'Liberal' Taylor Swift to Perform in China at Event Linked to Communist Party
Singer will be performing to a backdrop of pro-democracy protests in Hong Kong
"Liberal" popstar Taylor Swift is to perform in China at an event with links to the ruling Communist Party amid violent pro-democracy protests against the Chinese-controlled government in Hong Kong.
Singer Swift will be performing at the main promotional gig for Singles’ Day - the country’s biggest shopping day, similar to the West's Black Friday.
The event is hosted by China's equivalent to Amazon; Alibaba - the country's largest retailer that works closely with the Chinese government.
American superstar Swift will be cozying up to some of China’s biggest power players by agreeing to perform at the annual live concert in Shanghai on November 10.
Alibaba's Singles’ Day show typically draws international pop stars and celebrities who are eager to lend their fame to help boost the visibility of China’s largest e-commerce retailer.
Last year, Singles’ Day generated a whopping $30.2 billion in sales in a 24-hour period, according to Alibaba.
The e-commerce giant, co-founded by Jack Ma, is a major promoter of Single’s Day and has enlisted major stars to help jump-start consumer enthusiasm, according to Breitbart.
In past years, celebrities including actresses Nicole Kidman and Scarlett Johansson, as well as athletes Kobe Bryant and David Beckham have appeared at the annual concert event.
The multiple Grammy Award-winning @taylorswift13 will perform at Alibaba’s 11.11 Countdown Gala – a live show hosted by Alibaba’s video streaming platform Youku that runs in the hours leading up to the world’s biggest shopping day of the year. https://t.co/OEXXQI1Avh— Alibaba Group (@AlibabaGroup) October 28, 2019
This year, Swift is expected to join a lineup of Asian stars including G.E.M., Lay Zhang, Hua Chenyu, and Kana Hanazawa.
The American pop singer signed a worldwide recording agreement last year with Universal Music Group.

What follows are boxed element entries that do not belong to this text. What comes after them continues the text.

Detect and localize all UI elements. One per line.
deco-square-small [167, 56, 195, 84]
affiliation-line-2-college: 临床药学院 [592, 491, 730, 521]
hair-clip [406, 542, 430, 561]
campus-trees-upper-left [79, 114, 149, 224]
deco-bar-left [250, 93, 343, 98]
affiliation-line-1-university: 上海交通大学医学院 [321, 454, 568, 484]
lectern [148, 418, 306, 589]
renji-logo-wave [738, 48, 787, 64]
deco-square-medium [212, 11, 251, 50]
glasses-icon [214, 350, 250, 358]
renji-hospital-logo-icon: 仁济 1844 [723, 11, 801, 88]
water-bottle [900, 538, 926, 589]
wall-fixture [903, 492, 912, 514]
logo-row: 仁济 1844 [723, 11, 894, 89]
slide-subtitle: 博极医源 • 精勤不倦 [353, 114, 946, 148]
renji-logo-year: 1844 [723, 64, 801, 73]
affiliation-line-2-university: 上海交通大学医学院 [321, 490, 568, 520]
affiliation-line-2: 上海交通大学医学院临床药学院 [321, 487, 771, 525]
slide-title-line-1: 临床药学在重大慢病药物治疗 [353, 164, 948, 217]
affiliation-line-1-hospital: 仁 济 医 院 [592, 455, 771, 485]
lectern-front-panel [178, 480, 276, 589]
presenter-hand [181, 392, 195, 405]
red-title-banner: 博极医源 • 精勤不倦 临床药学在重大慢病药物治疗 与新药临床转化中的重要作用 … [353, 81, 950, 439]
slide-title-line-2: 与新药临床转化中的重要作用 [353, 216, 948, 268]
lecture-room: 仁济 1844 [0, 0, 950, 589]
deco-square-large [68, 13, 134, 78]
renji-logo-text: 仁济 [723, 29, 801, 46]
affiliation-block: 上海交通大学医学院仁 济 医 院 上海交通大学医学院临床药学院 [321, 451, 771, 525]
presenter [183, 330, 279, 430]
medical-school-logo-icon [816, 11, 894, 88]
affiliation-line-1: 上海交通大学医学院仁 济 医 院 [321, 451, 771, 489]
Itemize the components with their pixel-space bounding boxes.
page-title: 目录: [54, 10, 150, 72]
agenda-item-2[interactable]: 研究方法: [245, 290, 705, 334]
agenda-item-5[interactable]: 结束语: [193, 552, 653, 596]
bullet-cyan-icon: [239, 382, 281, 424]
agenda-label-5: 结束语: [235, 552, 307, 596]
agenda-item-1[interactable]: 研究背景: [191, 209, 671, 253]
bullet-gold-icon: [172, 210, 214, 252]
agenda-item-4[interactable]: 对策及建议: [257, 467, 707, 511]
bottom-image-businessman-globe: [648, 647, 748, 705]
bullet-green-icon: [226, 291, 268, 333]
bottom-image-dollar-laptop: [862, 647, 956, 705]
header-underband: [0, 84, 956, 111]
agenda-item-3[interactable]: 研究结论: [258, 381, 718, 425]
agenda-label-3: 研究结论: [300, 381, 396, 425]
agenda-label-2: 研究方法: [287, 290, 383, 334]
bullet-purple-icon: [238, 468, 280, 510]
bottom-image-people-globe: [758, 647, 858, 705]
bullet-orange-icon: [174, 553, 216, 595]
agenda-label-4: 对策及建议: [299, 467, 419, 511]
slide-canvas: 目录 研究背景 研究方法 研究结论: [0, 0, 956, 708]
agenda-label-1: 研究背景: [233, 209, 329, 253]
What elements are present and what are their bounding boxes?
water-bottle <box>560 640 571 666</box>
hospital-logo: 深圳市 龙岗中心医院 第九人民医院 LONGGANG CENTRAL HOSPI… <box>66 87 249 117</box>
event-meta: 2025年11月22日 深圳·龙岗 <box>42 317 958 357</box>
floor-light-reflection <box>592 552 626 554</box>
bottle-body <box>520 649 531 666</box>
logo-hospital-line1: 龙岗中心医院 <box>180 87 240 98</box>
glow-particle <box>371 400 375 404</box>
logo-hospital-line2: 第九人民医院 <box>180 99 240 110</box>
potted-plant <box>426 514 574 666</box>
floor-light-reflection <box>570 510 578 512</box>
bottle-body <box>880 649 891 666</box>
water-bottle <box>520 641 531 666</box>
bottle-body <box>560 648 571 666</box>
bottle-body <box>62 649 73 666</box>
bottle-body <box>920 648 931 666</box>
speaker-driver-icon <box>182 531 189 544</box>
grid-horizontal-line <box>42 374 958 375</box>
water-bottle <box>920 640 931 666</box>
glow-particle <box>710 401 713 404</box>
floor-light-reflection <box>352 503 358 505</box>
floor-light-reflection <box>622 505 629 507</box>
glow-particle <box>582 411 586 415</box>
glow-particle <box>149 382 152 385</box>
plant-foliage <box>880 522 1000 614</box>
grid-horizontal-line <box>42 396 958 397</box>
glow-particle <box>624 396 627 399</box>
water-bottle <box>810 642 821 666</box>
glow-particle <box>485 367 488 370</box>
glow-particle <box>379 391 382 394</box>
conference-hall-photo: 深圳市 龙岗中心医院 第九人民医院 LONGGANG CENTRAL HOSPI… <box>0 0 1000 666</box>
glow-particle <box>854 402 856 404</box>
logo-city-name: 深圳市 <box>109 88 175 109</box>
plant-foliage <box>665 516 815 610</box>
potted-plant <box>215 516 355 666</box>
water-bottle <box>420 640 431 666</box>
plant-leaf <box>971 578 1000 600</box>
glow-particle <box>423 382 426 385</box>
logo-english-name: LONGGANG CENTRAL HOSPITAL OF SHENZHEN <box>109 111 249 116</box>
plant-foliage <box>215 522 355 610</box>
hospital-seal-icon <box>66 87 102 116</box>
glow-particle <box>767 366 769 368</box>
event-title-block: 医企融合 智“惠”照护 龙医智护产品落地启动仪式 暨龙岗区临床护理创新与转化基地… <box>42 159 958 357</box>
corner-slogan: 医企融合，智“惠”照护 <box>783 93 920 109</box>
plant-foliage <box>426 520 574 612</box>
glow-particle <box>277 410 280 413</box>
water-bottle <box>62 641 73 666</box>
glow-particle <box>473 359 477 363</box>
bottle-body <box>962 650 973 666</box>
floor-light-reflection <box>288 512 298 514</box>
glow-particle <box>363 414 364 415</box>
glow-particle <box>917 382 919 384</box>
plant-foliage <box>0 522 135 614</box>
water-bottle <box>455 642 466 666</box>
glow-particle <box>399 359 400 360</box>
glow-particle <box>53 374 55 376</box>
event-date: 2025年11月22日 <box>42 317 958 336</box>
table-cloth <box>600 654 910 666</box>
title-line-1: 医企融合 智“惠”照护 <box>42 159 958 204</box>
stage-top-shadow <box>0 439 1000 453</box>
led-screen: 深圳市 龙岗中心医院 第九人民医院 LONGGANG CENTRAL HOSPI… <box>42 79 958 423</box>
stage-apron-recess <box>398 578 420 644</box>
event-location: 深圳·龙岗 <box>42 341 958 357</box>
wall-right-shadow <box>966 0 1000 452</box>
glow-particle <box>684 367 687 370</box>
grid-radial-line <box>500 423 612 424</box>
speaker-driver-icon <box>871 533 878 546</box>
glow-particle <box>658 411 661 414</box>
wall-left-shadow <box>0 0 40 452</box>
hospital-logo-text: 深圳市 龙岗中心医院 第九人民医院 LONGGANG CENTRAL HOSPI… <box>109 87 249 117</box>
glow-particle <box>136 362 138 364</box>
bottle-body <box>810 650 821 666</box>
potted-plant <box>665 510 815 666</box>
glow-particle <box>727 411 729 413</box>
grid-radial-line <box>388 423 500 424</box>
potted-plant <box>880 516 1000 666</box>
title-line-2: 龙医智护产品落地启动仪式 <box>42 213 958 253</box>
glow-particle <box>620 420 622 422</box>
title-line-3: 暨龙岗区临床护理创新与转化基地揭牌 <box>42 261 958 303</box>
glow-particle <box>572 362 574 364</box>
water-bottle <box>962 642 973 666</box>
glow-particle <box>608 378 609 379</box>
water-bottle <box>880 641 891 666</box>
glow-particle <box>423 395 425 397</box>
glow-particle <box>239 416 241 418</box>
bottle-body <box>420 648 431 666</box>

China’s Tencent has reportedly been in talks to acquire a 10 percent stake in UMG, which is owned by Vivendi.
Swift’s albums are immensely popular among Chinese consumers.
Chinese sales of her latest album, “Lover,” even outpaced U.S. sales in its first week of release, with one million combined total streams, downloads, and sales.
While the U.S. entertainment industry was once eager to buddy up with China, their close business relationship has come under scrutiny in recent months in the wake of pro-democracy demonstrations in Hong Kong.
Hollywood is facing criticism that it censors content in order to please China’s authoritarian Communist Party, which imposes strict controls on which foreign titles can be released locally.
Chinese companies like Alibaba operate in close cooperation with Beijing.
Earlier this year, it was reported that Alibaba was behind a popular digital app titled “Study to Make China Strong,” which feeds users Communist Party propaganda.
Back home in the United States, Swift has been vocalizing her newly found love for the Democratic Party and exercising her fondness for Hollywood's favorite free publicity trick - Trump-bashing.
In August, Swift vowed to "do everything I can for 2020," pledging to use her "influence" against President Donald Trump and his "disgusting rhetoric."
“We’re a democracy – at least, we’re supposed to be – where you’re allowed to disagree, dissent, debate,” she said.
“I really think that [Trump] thinks this is an autocracy.”